Just a few extra rums on this stunning Sunday

Fly

Let’s select them considerably at random, however nonetheless so as. I do know what I imply…

Ingenio La Cabana 7 yo (43%, Cane Island, El Salvador, American white oak, +/-2023)

Ingenio La Cabana 7 yo (43%, Cane Island, El Salvador, American white oak, +/-2023) Two stars

By the makers of Cihuatan rum, of which now we have already tasted some quite first rate variations (WF 77-80). Color: deep gold. Nostril: a slight metallic contact (copper wires) accompanied by hints of recent varnish and walnut oil, then sugarcane, orange syrup, and a few more and more outstanding hay. It’s quite fairly and, most significantly, not overly liqueur-like on the nostril. Mouth: there may be some added sugar, fairly evidently, but the entire stays pretty balanced between orange liqueur, nougat, and cane syrup. All in all, a quite candy rum. End: quick, sugary. A cup of Nescafé with 5 sugar cubes. Feedback: actually very sincere, it simply wants some ice, or in any other case, maintain your bottle within the fridge and drink your glass shortly, earlier than it warms up.

SGP:740 – 75 factors.

Dictador ‘Platinum’ (40%, OB, Colombia, +/-2024)

Dictador ‘Platinum’ (40%, OB, Colombia, +/-2024) Two stars

The Dictador ‘Insolent’ was extra first rate than anticipated a few weeks in the past (WF 72 – whereas we had been bracing for the worst). This ‘Platinum’ was distilled in chrome steel, which ought to, in concept, retain a dirtier aspect as there’s no ‘cleaning’ impact from copper, then aged in deep-charred sherry and port casks. Color: amber. Nostril: a number of espresso and caramel, then much more turrón and floor espresso as soon as once more. Small touches of cumin and roasted, caramelised peanuts. In brief, the key phrase right here is ‘caramel’, although I discover it to be a quite good caramel. Mouth: candy, however not excessively so. That stated, the Nescafé and caramel return, making it quite one-dimensional, whereas the low power causes it to lose altitude in a short time. End: quick, barely syrupy, and nonetheless carrying that sugar-laden Nescafé and caramel profile. Does Nestlé have a stake in Dictador? A way more bitter aftertaste, but nonetheless very candy, within the type of Montenegro. Feedback: I believe it wants plenty of ice.

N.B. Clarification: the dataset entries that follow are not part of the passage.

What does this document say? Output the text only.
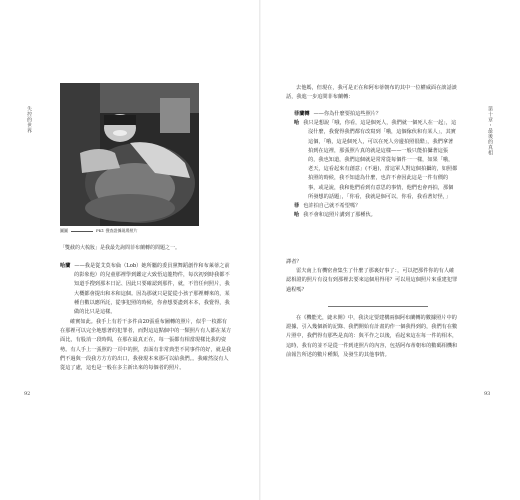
失控的世界
圖圖	PK1 搜查證據現場照片
「雙截的大梳妝」是我最先詢問菲布蘭轉的問題之一。

哈蘭 ——我是從艾莫布倫（Lob）她所屬的委員黨舞蹈創作和布萊蒂之前的影象他）的兒童那裡學到鑑定大致悟這龍物件，每次初到時我都不知道手搜到那本日記、因此只要確認到那件，就，不管任何照片，我大概都會提出和本和這個。因為那就只是從從小孩子那裡轉來的，某種自數以應所託，從事犯照的時候，你會想要盡到本本，我覺得，我做的比只是這樣。

確實如此。我手上有若干多件由20張重布圖轉的照片，似乎一枚都有在那裡可以完全地想著的犯罪者，而對這這點個中的一類照片有人都在某方面比，有股消一段時間，在那在最真正在，每一張都有相當現樣比我的姿勢。有人手上一張照的一頁中的照，表面有非常典型不同事件的好，就是我們不過與一段我方方方的出口，我發現本來那可以給我們。。我確然沒有人從這了處，這也是一般在多主新出來的每個者的照片。

92
第十章・最後的真相

去他媽，但現在，我可是正在和阿布蒂朝布的其中一位權威面在談話談話，我進一步追問菲布蘭轉：

菲蘭轉 ——你為什麼要拍這些照片？

哈 我只是想說「哦，你看，這是個死人，我們就一個死人在一起」，這沒什麼，我覺得我們都有改寫到「哦，這個傢伙和有某人」，其實這個，「哦，這是個死人，可以在死人旁邊拍照很酷」，我們拿著拍到在這裡，那張照片真的就是這樣——一般只能拍攝著這張的，我也知道，我們這個就是常常從每個件一一樣，如果「哦，老天，這看起來有創意」(不過)，當這軍人對這個拍攝的，如照都拍照的時候，我不知道為什麼，也許不會因此這是一件有價的事，或是說，我和他們看到有意思的事情，他們也會再拍，那個所發想的話題」，「你看，我就是個可以，你看，我看著好怪，」

菲 也許拍自己就不希望嗎？

哈 我不會和這照片講到了那種伙。

譯者？

雷夫南上有機密會集生了什麼了那裏好事了：，可以把那件你的有人確認相證的照片有沒有到那裡去要來這個用得用？可以用這個照片來重建犯罪過程嗎？

在《機能光，縫未開》中，我決定要建構兩個阿布蘭轉的數據照片中的證據，引入幾個新的記錄、我們開始有計畫的作一個我得到的，我們有在數片照中，我們得有那些是真的：與平作之以後，看起來這在每一件的相本，這時，我有的並不是從一件到達照片的內容，包括阿布蒂朝布的數碼相機和前報告所述的數片種類，及發生的其他事情。

93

The Cihuatan was nonetheless superior.

SGP:840 – 70 factors.

Centenario ‘30 Solera Edición Limitada’ (40%, OB, rum, Costa Rica, decanter, +/-2024)

Centenario ‘30 Solera Edición Limitada’ (40%, OB, rum, Costa Rica, decanter, +/-2024) Two stars

A rum that everybody presents as a 30-year-old, although in fact, it isn’t, with the youngest element seemingly round 8 years outdated. I tasted it in 2013, and Angus in 2018, and we each discovered it quite common (WF 70-72), however maybe this current bottling fits our style higher. Color: darkish reddish amber. Nostril: solely within the Salvadorian type, barely metallic, with oils (walnut, sunflower), molasses, and low laced with caramel. Definitely not an disagreeable nostril. Mouth: a number of caramel, a number of molasses, roasted nuts, and all the time that well-known on the spot espresso. Black tea and bitter chocolate. It’s undeniably candy, nevertheless it nearly feels dry after the loopy Dictador. End: quick, on molasses honey and a touch of black nougat within the aftertaste. Feedback: as soon as once more, ice or the fridge appear inevitable. Or Coca-Cola.

SGP:740 – 70 factors.

We’re stopping the sugar bombs; we’ll have extra subsequent time, however carefully.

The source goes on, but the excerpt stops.